Scientists Develop Mouse Model to Help Find Cure for ALS

Scientists have currently working on a mouse model to help treat Lou Gehrig’s disease better known as ALS, new report reveals.

ALS is a neurodegenerative disease that affects the brain and is associated with amyotrophic lateral sclerosis that affects the spinal cord, nerve cells and pathways in the brain. A victim of the ailment experiences lower cognitive and memory abilities, paralysis, dementia and in worst case scenarios, death.

To date, there is no effective cure for the disease and many people eventually succumb to death once afflicted by the disease. The cost of managing the disease is also high and out of reach for many people, and some only seek treatment after it has progressed to very critical stagesdementia

Health researchers from the University of Florida have released a report about developing mouse model which may be the key to finding an effective treatment for ALS. Though the model is still undergoing trials, the researchers are expressing optimism after seeing encouraging results.

According to data, 30,000 people in the United States are affected by Lou Gehrig’s disease at any given point, and their life expectancy ranges from 2 to 5 years. The disease kills the nerve cells that are located in the brain and the spinal cord; the decreased number of cells negatively affects nervous system, memory and cognitive ability.

Laura P. Ranum, Ph.D, professor of microbiology and molecular genetics at UF School of Medicine, member of faculty at UF Genetics Institute, and director of the UF Neurogenetics Centre says that using a mouse model is the best way to understand the mechanism of the disease, how it works, and the best way of combating it.

The research team focused on replicating the symptoms of the disease as they occur in human beings and the gene expression patterns.
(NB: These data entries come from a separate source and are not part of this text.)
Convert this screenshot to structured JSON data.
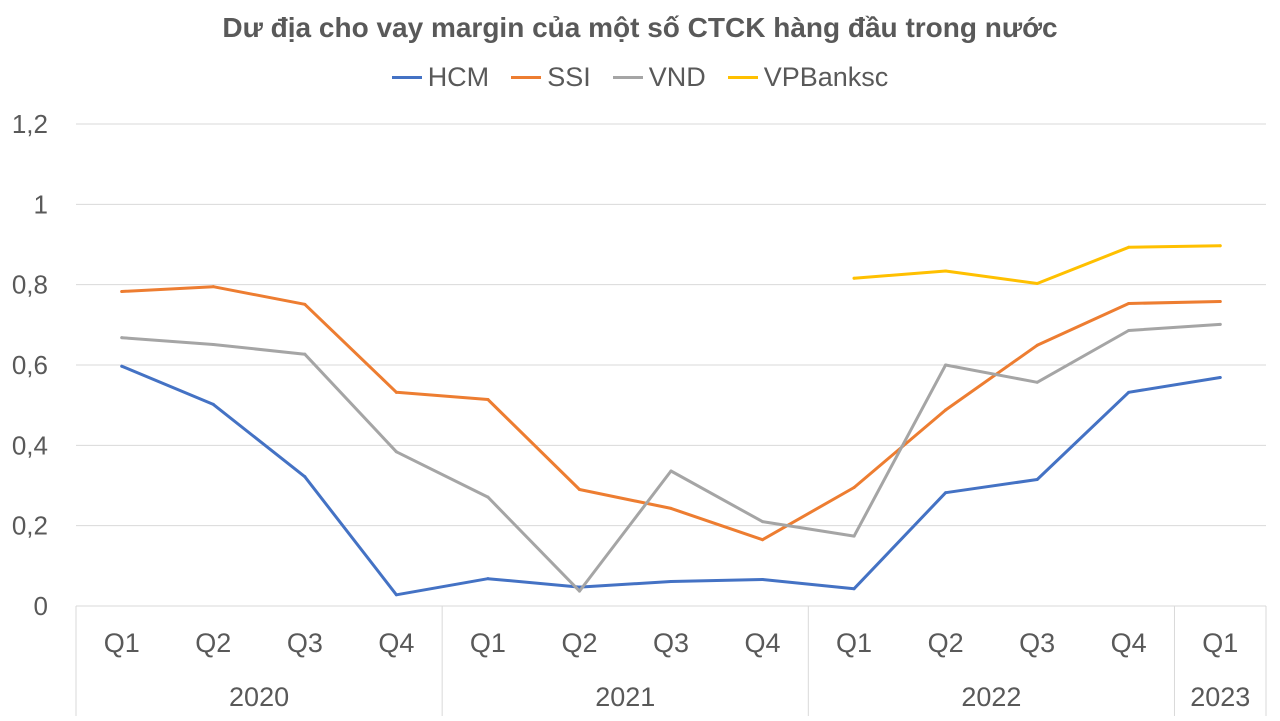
{
  "chart_data": {
    "type": "line",
    "title": "Dư địa cho vay margin của một số CTCK hàng đầu trong nước",
    "categories": [
      "Q1",
      "Q2",
      "Q3",
      "Q4",
      "Q1",
      "Q2",
      "Q3",
      "Q4",
      "Q1",
      "Q2",
      "Q3",
      "Q4",
      "Q1"
    ],
    "year_groups": [
      {
        "label": "2020",
        "count": 4
      },
      {
        "label": "2021",
        "count": 4
      },
      {
        "label": "2022",
        "count": 4
      },
      {
        "label": "2023",
        "count": 1
      }
    ],
    "ylim": [
      0,
      1.2
    ],
    "yticks": [
      "0",
      "0,2",
      "0,4",
      "0,6",
      "0,8",
      "1",
      "1,2"
    ],
    "ytick_values": [
      0,
      0.2,
      0.4,
      0.6,
      0.8,
      1.0,
      1.2
    ],
    "grid": true,
    "legend_position": "top",
    "series": [
      {
        "name": "HCM",
        "color": "#4472C4",
        "values": [
          0.597,
          0.502,
          0.322,
          0.028,
          0.068,
          0.047,
          0.061,
          0.066,
          0.043,
          0.282,
          0.315,
          0.532,
          0.569
        ]
      },
      {
        "name": "SSI",
        "color": "#ED7D31",
        "values": [
          0.783,
          0.795,
          0.751,
          0.532,
          0.514,
          0.29,
          0.243,
          0.165,
          0.295,
          0.488,
          0.649,
          0.753,
          0.758
        ]
      },
      {
        "name": "VND",
        "color": "#A5A5A5",
        "values": [
          0.668,
          0.651,
          0.627,
          0.384,
          0.271,
          0.037,
          0.336,
          0.21,
          0.174,
          0.6,
          0.557,
          0.686,
          0.701
        ]
      },
      {
        "name": "VPBanksc",
        "color": "#FFC000",
        "values": [
          null,
          null,
          null,
          null,
          null,
          null,
          null,
          null,
          0.816,
          0.834,
          0.803,
          0.893,
          0.897
        ]
      }
    ]
  }
}
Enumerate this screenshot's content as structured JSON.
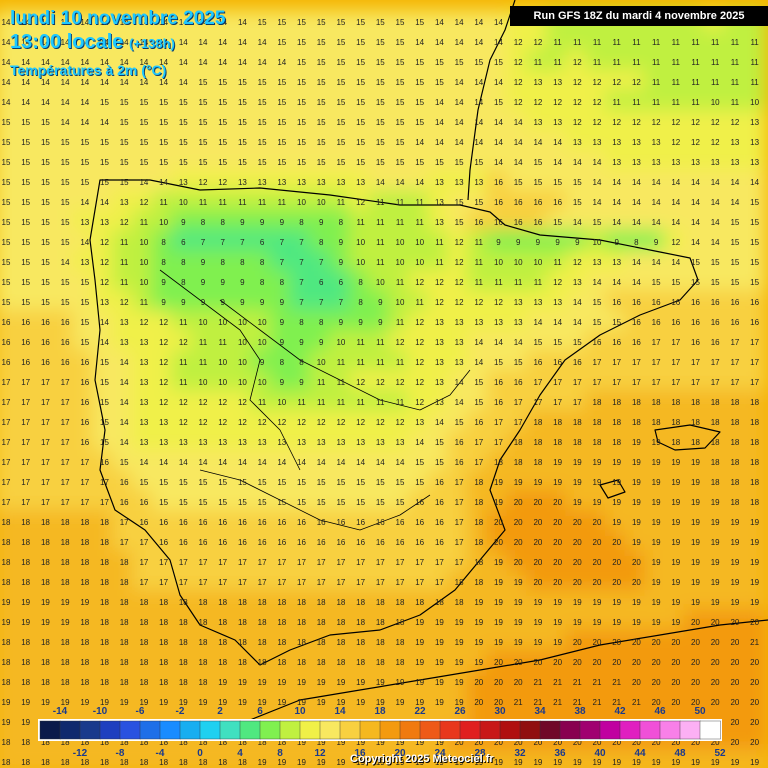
{
  "header": {
    "date": "lundi 10 novembre 2025",
    "time": "13:00 locale",
    "offset": "(+138h)",
    "parameter": "Températures à 2m (°C)"
  },
  "run_info": "Run GFS 18Z du mardi 4 novembre 2025",
  "copyright": "Copyright 2025 Meteociel.fr",
  "legend": {
    "values": [
      -14,
      -12,
      -10,
      -8,
      -6,
      -4,
      -2,
      0,
      2,
      4,
      6,
      8,
      10,
      12,
      14,
      16,
      18,
      20,
      22,
      24,
      26,
      28,
      30,
      32,
      34,
      36,
      38,
      40,
      42,
      44,
      46,
      48,
      50,
      52
    ],
    "colors": [
      "#0b1b4a",
      "#102a6e",
      "#1a3a8c",
      "#1f3fbf",
      "#2a52e0",
      "#1f6fe8",
      "#1a8cff",
      "#18aef0",
      "#20d0f0",
      "#40e0c0",
      "#50e880",
      "#80f050",
      "#c0f040",
      "#f0f048",
      "#f8e860",
      "#f8d040",
      "#f5b820",
      "#f39a10",
      "#f07a10",
      "#ee5a18",
      "#e8381c",
      "#e02020",
      "#c81818",
      "#b01010",
      "#901010",
      "#700828",
      "#880050",
      "#a00070",
      "#c000a0",
      "#e020c0",
      "#f050d8",
      "#f880e8",
      "#fcb0f4",
      "#ffffff"
    ]
  },
  "icons": [
    "coastline-overlay",
    "temperature-grid"
  ],
  "map_values": {
    "grid_spacing_note": "Grid of integer temperatures in °C as printed across the map",
    "rows": [
      "14 14 14 14 14 14 14 14 14 14 14 14 14 15 15 15 15 15 15 15 15 15 14 14 14 14 13 12 11 11 11 11 11 11 11 11 12 11 11",
      "14 14 14 14 14 14 14 14 14 14 14 14 14 14 15 15 15 15 15 15 15 14 14 14 14 14 12 12 11 11 11 11 11 11 11 11 11 11 11",
      "14 14 14 14 14 14 14 14 14 14 14 14 14 14 14 15 15 15 15 15 15 15 15 15 15 15 12 11 11 12 11 11 11 11 11 11 11 11 11",
      "14 14 14 14 14 14 14 14 14 14 15 15 15 15 15 15 15 15 15 15 15 15 15 14 14 14 12 13 13 12 12 12 12 11 11 11 11 11 11",
      "14 14 14 14 14 15 15 15 15 15 15 15 15 15 15 15 15 15 15 15 15 15 14 14 14 15 12 12 12 12 12 11 11 11 11 11 10 11 10",
      "15 15 15 14 14 14 15 15 15 15 15 15 15 15 15 15 15 15 15 15 15 15 14 14 14 14 14 13 13 12 12 12 12 12 12 12 12 12 13",
      "15 15 15 15 15 15 15 15 15 15 15 15 15 15 15 15 15 15 15 15 15 14 14 14 14 14 14 14 14 13 13 13 13 13 12 12 12 13 13",
      "15 15 15 15 15 15 15 15 15 15 15 15 15 15 15 15 15 15 15 15 15 15 15 15 15 14 14 15 14 14 14 13 13 13 13 13 13 13 13",
      "15 15 15 15 15 15 15 14 14 13 12 12 13 13 13 13 13 13 13 14 14 14 13 13 13 16 15 15 15 15 14 14 14 14 14 14 14 14 14",
      "15 15 15 15 14 14 13 12 11 10 11 11 11 11 11 10 10 11 12 11 11 11 13 15 15 16 16 16 16 15 14 14 14 14 14 14 14 14 15",
      "15 15 15 15 13 13 12 11 10 9 8 8 9 9 9 8 9 8 11 11 11 11 13 15 16 16 16 16 15 14 15 14 14 14 14 14 14 15 15",
      "15 15 15 15 14 12 11 10 8 6 7 7 7 6 7 7 8 9 10 11 10 10 11 12 11 9 9 9 9 9 10 9 8 9 12 14 14 15 15",
      "15 15 15 14 13 12 11 10 8 8 9 8 8 8 7 7 7 9 10 11 10 10 11 12 11 10 10 10 11 12 13 13 14 14 14 15 15 15 15",
      "15 15 15 15 15 12 11 10 9 8 9 9 9 8 8 7 6 6 8 10 11 12 12 12 11 11 11 11 12 13 14 14 14 15 15 15 15 15 15",
      "15 15 15 15 15 13 12 11 9 9 9 9 9 9 9 7 7 7 8 9 10 11 12 12 12 12 13 13 13 14 15 16 16 16 16 16 16 16 16",
      "16 16 16 16 15 14 13 12 12 11 10 10 10 10 9 8 8 9 9 9 11 12 13 13 13 13 13 14 14 14 15 15 16 16 16 16 16 16 16",
      "16 16 16 16 15 14 13 13 12 12 11 11 10 10 9 9 9 10 11 11 12 12 13 13 14 14 14 15 15 15 16 16 16 17 17 16 16 17 17",
      "16 16 16 16 16 15 14 13 12 11 11 10 10 9 8 8 10 11 11 11 11 12 13 13 14 15 15 16 16 16 17 17 17 17 17 17 17 17 17",
      "17 17 17 17 16 15 14 13 12 11 10 10 10 10 9 9 11 11 12 12 12 12 13 14 15 16 16 17 17 17 17 17 17 17 17 17 17 17 17",
      "17 17 17 17 16 15 14 13 12 12 12 12 12 11 10 11 11 11 11 11 11 12 13 14 15 16 17 17 17 17 18 18 18 18 18 18 18 18 18",
      "17 17 17 17 16 15 14 13 13 12 12 12 12 12 12 12 12 12 12 12 12 13 14 15 16 17 17 18 18 18 18 18 18 18 18 18 18 18 18",
      "17 17 17 17 16 15 14 13 13 13 13 13 13 13 13 13 13 13 13 13 13 14 15 16 17 17 18 18 18 18 18 18 19 19 18 18 18 18 18",
      "17 17 17 17 17 16 15 14 14 14 14 14 14 14 14 14 14 14 14 14 14 15 15 16 17 18 18 18 19 19 19 19 19 19 19 19 18 18 18",
      "17 17 17 17 17 17 16 15 15 15 15 15 15 15 15 15 15 15 15 15 15 15 16 17 18 19 19 19 19 19 19 19 19 19 19 19 18 18 18",
      "17 17 17 17 17 17 16 16 15 15 15 15 15 15 15 15 15 15 15 15 15 16 16 17 18 19 20 20 20 19 19 19 19 19 19 19 19 18 18",
      "18 18 18 18 18 18 17 16 16 16 16 16 16 16 16 16 16 16 16 16 16 16 16 17 18 20 20 20 20 20 20 19 19 19 19 19 19 19 19",
      "18 18 18 18 18 18 17 17 16 16 16 16 16 16 16 16 16 16 16 16 16 16 16 17 18 20 20 20 20 20 20 20 19 19 19 19 19 19 19",
      "18 18 18 18 18 18 18 17 17 17 17 17 17 17 17 17 17 17 17 17 17 17 17 17 18 19 20 20 20 20 20 20 20 19 19 19 19 19 19",
      "18 18 18 18 18 18 18 17 17 17 17 17 17 17 17 17 17 17 17 17 17 17 17 18 18 19 19 20 20 20 20 20 20 19 19 19 19 19 19",
      "19 19 19 19 19 18 18 18 18 18 18 18 18 18 18 18 18 18 18 18 18 18 18 18 19 19 19 19 19 19 19 19 19 19 19 19 19 19 19",
      "19 19 19 19 18 18 18 18 18 18 18 18 18 18 18 18 18 18 18 18 18 19 19 19 19 19 19 19 19 19 19 19 19 19 19 20 20 20 20",
      "18 18 18 18 18 18 18 18 18 18 18 18 18 18 18 18 18 18 18 18 18 19 19 19 19 19 19 19 19 20 20 20 20 20 20 20 20 20 21",
      "18 18 18 18 18 18 18 18 18 18 18 18 18 18 18 18 18 18 18 18 18 19 19 19 19 20 20 20 20 20 20 20 20 20 20 20 20 20 20",
      "18 18 18 18 18 18 18 18 18 18 18 19 19 19 19 19 19 19 19 19 19 19 19 19 20 20 20 21 21 21 21 21 20 20 20 20 20 20 20",
      "19 19 19 19 19 19 19 19 19 19 19 19 19 19 19 19 19 19 19 19 19 19 19 19 20 20 21 21 21 21 21 21 21 20 20 20 20 20 20",
      "19 19 19 19 19 19 19 19 19 19 19 19 19 19 19 19 19 19 19 19 19 19 19 19 20 20 21 21 21 21 21 21 21 20 20 20 20 20 20",
      "18 18 18 18 18 18 18 18 18 18 18 18 18 18 18 19 19 19 19 19 19 19 19 20 20 20 20 20 20 20 20 20 20 20 20 20 20 20 20",
      "18 18 18 18 18 18 18 18 18 18 18 18 18 19 19 19 19 19 19 19 19 19 19 19 19 19 19 19 19 19 19 19 19 19 19 19 19 19 19"
    ]
  }
}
They also wanted to understand why some people were greatly affected by the disease and experienced paralysis, cognitive and behavioral problems yet others quickly recovered from the gene mutations. The team which spent four years developing the mouse model focused on a specific gene, C9or72 which plays a leading role.

Just like in humans only a certain percentage of the mice developed ALS even after the genes mutated. The team wants to get answers on why only 20% of the mice got affected and they believe that the answer to this problem may pave way in developing treatment for the neurodegenerative condition.